I adore chilli – it’s something I love eating and making. Normally cooked with kidney beans, my two daughters tend to pick them out, so I tried cooking it with the black bean and they have not noticed – yet.

Chilli & black beans

Ingredients serves 2-4

• 2 tsp vegetable or olive oil

• 1 x red onion - finely diced

• 2 x carrots - finely chopped

• 2 x cloves of garlic, crushed

• 2 x fresh red chillies - seeds removed - finely sliced

• 500g lean minced beef

• 1 tsp. hot chilli powder

• 1 tsp. ground cumin

• 1 tsp. ground coriander

• 2 tsp. tomato purée

• 400g can chopped tomatoes

• 250ml beef stock

• 400g can black eyed beans - washed

• 1 x green chilli sliced - for garnish

To begin, heat the oil in a heavy-based non-stick pan. Add the onion, carrots, garlic and chillies. Cook these over a medium heat for about 10 minutes or until the vegetables are becoming soft.

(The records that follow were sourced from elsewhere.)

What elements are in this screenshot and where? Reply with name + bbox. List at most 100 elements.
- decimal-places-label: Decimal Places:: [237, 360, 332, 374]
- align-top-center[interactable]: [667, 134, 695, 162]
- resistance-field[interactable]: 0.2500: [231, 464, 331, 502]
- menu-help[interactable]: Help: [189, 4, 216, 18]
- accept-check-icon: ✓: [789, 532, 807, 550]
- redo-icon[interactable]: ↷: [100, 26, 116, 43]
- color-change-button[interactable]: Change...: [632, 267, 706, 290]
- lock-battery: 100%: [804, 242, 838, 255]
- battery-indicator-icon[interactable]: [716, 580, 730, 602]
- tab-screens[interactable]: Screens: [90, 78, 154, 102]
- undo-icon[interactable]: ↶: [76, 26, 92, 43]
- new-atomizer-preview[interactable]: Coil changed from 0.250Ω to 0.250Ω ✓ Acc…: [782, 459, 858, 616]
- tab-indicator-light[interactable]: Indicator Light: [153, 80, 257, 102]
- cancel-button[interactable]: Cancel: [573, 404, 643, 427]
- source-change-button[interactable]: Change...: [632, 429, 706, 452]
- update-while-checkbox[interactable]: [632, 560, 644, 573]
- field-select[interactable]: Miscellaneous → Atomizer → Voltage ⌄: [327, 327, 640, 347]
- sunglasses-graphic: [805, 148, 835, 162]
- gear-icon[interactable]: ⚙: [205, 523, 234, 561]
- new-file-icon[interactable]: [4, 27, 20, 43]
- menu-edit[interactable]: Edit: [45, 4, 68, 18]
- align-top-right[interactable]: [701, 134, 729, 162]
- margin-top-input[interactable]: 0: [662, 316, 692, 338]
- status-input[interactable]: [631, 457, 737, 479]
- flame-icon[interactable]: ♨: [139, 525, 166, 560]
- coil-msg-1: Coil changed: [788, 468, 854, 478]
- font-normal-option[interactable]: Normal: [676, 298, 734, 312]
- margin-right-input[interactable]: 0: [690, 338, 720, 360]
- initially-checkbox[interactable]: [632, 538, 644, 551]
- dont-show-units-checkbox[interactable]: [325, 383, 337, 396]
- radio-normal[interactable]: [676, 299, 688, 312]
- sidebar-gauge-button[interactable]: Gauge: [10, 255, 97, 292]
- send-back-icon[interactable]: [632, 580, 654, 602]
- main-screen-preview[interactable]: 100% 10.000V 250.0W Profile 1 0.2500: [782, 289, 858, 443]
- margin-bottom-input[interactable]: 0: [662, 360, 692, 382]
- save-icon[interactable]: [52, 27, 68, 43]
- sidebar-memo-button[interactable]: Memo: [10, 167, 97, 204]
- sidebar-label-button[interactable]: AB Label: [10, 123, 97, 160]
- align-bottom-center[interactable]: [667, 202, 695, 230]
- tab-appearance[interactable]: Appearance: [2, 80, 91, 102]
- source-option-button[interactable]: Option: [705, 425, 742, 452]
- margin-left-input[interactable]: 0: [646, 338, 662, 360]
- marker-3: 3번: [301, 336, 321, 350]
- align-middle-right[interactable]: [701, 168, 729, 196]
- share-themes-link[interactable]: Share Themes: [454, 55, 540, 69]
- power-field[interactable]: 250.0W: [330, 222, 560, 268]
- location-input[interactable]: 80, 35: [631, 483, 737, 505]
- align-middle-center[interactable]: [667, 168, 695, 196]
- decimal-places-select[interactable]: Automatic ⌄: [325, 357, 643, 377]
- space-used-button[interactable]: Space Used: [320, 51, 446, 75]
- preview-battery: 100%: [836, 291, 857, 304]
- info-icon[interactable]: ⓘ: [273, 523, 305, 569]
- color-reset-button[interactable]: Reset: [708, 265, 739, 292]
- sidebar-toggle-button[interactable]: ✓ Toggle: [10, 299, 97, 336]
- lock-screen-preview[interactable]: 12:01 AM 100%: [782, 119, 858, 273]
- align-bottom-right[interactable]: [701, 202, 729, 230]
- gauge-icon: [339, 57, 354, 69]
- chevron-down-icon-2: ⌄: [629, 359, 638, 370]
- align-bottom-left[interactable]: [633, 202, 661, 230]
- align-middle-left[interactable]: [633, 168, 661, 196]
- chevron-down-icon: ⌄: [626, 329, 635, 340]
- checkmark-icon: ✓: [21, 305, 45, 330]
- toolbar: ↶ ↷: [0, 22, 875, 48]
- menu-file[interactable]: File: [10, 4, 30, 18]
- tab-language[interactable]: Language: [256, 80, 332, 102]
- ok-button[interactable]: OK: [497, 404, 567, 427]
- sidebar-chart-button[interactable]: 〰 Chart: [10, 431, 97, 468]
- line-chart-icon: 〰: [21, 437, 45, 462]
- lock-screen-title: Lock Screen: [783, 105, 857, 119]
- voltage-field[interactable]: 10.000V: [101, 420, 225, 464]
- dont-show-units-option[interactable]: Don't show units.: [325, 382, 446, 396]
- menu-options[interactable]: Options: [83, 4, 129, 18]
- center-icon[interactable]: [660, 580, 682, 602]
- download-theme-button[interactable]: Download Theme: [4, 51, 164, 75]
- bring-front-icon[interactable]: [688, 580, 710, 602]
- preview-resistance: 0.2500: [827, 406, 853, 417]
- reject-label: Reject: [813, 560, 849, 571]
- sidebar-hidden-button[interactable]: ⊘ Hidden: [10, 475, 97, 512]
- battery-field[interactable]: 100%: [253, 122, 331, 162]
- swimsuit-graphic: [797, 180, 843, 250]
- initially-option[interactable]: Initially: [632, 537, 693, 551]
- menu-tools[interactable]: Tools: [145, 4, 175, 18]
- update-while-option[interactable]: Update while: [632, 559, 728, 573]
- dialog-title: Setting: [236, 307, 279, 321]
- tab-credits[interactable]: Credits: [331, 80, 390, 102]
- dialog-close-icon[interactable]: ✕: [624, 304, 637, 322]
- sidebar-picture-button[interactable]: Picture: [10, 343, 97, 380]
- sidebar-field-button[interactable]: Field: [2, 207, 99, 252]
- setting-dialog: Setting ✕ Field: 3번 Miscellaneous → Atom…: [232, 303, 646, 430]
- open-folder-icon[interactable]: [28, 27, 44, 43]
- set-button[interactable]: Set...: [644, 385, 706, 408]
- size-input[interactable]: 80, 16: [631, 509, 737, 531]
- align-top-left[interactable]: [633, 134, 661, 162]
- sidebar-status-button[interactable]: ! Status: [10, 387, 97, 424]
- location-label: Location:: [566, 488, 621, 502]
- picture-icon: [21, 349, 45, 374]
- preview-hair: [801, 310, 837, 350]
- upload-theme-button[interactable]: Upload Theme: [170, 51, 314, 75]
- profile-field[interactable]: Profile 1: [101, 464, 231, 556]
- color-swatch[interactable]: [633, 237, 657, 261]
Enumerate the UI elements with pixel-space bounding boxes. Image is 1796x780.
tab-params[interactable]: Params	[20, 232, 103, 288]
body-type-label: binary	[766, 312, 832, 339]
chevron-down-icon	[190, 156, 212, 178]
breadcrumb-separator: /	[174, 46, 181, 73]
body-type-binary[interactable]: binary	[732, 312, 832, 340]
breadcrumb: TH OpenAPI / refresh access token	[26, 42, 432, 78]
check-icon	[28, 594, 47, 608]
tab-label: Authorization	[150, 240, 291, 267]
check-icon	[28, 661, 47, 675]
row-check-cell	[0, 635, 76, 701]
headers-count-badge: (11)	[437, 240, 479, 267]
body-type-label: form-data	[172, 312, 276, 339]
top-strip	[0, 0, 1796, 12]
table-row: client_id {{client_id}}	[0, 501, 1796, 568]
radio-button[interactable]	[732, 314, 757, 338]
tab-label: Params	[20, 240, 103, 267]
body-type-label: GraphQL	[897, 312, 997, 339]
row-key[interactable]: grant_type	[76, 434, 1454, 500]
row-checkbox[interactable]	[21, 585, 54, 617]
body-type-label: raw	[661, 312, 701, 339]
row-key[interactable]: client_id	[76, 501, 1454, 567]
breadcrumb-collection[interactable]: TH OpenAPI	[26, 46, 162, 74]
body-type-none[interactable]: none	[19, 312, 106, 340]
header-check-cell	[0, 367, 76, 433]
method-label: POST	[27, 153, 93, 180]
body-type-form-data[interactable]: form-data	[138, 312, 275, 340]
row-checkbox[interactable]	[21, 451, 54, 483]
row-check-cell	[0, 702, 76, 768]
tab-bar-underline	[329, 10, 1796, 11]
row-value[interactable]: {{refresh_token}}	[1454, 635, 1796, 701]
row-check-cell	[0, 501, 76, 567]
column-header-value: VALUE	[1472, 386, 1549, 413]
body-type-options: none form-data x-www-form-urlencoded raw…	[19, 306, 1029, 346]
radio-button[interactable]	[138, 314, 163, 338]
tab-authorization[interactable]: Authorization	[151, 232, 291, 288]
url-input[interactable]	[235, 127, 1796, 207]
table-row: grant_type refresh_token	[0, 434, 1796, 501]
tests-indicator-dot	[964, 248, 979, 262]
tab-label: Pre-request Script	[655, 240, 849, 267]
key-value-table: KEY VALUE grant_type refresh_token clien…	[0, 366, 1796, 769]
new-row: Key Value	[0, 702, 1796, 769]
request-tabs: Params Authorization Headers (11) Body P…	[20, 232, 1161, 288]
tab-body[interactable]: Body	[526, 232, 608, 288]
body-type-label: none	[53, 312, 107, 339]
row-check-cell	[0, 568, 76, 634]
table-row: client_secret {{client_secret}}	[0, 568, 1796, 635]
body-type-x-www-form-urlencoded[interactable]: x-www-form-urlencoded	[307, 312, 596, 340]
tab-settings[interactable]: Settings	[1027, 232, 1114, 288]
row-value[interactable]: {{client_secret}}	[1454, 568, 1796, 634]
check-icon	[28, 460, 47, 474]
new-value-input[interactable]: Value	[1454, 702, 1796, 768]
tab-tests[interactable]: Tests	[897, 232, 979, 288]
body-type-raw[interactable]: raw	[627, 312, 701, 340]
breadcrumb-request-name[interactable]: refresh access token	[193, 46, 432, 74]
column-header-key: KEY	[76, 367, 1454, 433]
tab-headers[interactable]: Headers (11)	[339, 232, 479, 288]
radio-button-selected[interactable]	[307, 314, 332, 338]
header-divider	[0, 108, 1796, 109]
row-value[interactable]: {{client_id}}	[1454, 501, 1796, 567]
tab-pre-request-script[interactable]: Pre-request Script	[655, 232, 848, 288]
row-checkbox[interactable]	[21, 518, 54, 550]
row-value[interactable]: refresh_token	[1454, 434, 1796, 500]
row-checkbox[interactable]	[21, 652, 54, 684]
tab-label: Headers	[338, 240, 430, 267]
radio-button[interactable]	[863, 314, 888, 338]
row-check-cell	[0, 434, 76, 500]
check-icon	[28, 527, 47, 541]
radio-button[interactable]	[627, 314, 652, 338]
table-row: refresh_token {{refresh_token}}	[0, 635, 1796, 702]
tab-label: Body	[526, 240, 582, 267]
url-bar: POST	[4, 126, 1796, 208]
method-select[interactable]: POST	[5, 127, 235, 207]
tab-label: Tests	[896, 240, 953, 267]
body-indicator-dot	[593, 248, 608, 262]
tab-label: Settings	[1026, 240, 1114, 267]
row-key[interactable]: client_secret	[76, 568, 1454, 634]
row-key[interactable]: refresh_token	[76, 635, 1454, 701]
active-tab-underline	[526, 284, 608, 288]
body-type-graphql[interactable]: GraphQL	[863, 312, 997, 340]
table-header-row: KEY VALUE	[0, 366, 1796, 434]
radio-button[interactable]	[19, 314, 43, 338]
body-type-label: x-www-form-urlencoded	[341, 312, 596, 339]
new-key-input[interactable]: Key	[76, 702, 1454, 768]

Add the minced beef and cook for about 10 minutes or until beef is coloured all over. I use a whisk to break up the mince during this process.

Stir in the spices and tomato purée; cook for a further minute. Add the chopped tomatoes followed by the stock. Bring to the boil and reduce the heat. Allow to simmer gently for 30-45 minutes stirring occasionally.

After this time, stir in the black-eyed beans and cook for a further 10 minutes. Serve hot and garnish with sliced chilli and red onion.